Now, let’s step back for a moment and study why this last paragraph is totally erroneous.. .. 

This woman was not ignorant regarding firearms. She was in fact, thoroughly and effectively educated about firearms. Indoctrinated might be a better description. Since she was a babe in arms, she had been taught to fear and loath guns, by her parents and teachers, her political leaders, and her news and entertainment media. She knew all about firearms. They kill ya. They were to be feared. So she ran away from a harmless piece of 50 year old brass, simply because it was associated with firearms. Just shows to go ya that you don’t have to teach the truth in order for the teaching to be effective.

Now, the temptation here is to call this woman stupid. One 50 year old cartridge case does not represent a threat to anyone, and reacting as if it would climb out of history to harm this one woman does fail the likely test. I’ve a bunch of friends who would call this stupid. And I can assure you this woman has a bunch of friends who have implied that I am stupid because I harbor some notions they have been taught to disregard. 

I’m a rabid proponent of our Second Amendment rights, and it does toast me when most of the opposition arguments are tainted by misinformation. But that is how things are done in this world. Nothing new here, folks…keep moving. 

I’ve grown tired of being called stupid just so someone can disregard my arguments. But it’s gonna happen. I have enough faith in my own brain and my own arguments that I don’t fear losing these rights due to better arguments. But I do wonder how to counter all the lies and misrepresentations, and the indoctrination of so many. A lot of people want me to lose those rights. And a few of the others.  

With an election looming, the stupid word is flying around, sent from both extremes toward the other, and it is getting old. Both extremes are out to reduce our rights, so they should be recognized and opposed.

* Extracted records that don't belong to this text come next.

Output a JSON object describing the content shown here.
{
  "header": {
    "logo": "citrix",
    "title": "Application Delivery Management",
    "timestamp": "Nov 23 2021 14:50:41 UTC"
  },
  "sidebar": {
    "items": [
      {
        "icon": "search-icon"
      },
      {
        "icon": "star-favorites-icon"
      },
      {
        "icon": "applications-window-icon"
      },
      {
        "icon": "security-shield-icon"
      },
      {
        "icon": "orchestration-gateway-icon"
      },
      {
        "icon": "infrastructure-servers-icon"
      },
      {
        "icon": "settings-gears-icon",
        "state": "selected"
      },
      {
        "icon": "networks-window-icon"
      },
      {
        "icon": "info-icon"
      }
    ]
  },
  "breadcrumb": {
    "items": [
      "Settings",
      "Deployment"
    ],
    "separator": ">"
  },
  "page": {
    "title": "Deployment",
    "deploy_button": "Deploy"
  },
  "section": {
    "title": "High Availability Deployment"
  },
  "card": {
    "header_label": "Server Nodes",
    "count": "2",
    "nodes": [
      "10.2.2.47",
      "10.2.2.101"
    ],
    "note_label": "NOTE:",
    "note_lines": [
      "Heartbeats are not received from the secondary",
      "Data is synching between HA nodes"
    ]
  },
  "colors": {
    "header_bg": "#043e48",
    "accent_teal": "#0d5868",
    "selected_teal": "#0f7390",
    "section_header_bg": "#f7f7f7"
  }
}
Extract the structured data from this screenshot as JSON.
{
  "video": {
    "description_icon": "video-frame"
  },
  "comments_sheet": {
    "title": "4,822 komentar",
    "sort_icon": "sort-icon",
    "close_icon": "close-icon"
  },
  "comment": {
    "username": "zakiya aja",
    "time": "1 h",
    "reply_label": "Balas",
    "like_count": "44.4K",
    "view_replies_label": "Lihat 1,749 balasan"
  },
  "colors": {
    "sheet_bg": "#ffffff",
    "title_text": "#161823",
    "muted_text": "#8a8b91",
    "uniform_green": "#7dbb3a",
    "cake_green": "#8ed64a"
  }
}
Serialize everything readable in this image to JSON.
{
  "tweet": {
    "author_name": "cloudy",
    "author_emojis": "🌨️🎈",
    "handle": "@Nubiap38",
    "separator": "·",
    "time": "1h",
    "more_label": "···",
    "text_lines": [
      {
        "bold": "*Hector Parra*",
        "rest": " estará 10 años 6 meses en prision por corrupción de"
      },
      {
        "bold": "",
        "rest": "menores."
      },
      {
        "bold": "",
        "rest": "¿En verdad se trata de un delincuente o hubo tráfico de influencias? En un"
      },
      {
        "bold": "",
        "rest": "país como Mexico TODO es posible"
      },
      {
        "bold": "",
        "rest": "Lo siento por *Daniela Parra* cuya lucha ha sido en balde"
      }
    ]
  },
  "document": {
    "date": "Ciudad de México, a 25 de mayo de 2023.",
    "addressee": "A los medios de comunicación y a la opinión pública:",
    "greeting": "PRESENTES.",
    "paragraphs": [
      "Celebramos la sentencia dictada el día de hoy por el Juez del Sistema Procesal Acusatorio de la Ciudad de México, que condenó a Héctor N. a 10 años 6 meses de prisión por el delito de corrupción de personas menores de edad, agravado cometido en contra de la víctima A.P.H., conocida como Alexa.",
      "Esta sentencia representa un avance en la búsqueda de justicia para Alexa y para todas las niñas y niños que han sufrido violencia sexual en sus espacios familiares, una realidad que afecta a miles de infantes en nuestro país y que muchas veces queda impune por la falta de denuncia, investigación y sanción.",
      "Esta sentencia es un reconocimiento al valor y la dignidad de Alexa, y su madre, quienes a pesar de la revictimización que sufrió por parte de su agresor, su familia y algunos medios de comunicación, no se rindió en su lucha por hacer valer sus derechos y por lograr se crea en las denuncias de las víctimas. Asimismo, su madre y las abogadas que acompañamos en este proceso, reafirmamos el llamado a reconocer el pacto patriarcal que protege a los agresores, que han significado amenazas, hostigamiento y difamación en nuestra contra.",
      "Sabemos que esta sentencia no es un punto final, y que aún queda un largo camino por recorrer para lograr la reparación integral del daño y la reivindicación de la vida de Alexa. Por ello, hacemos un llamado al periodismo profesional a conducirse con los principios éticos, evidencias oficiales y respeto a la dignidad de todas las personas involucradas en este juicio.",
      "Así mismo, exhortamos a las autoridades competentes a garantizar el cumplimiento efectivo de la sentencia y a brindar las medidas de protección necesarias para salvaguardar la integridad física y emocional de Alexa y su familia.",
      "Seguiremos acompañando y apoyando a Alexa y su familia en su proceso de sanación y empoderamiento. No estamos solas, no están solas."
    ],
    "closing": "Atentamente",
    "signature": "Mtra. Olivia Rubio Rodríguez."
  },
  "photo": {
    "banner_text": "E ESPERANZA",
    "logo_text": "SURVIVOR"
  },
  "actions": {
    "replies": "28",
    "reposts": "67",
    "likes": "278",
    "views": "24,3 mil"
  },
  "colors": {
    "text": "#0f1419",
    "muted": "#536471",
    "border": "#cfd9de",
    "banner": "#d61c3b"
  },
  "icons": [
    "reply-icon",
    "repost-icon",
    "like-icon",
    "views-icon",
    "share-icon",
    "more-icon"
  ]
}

The first rule in debate is to address the issues, and not to denigrate the arguer. I’m tired of hearing that Bush was stupid, or Obama is stupid, or pick one. Stupid is what you pull out when you cannot counter an argument with a better one of your own. Why cannot we argue the issues, on their own merit, honestly, and leave the stupid word to those grade school bullies who have grown older, if not up? They still want to ruin our lives, and we don’t need to let them.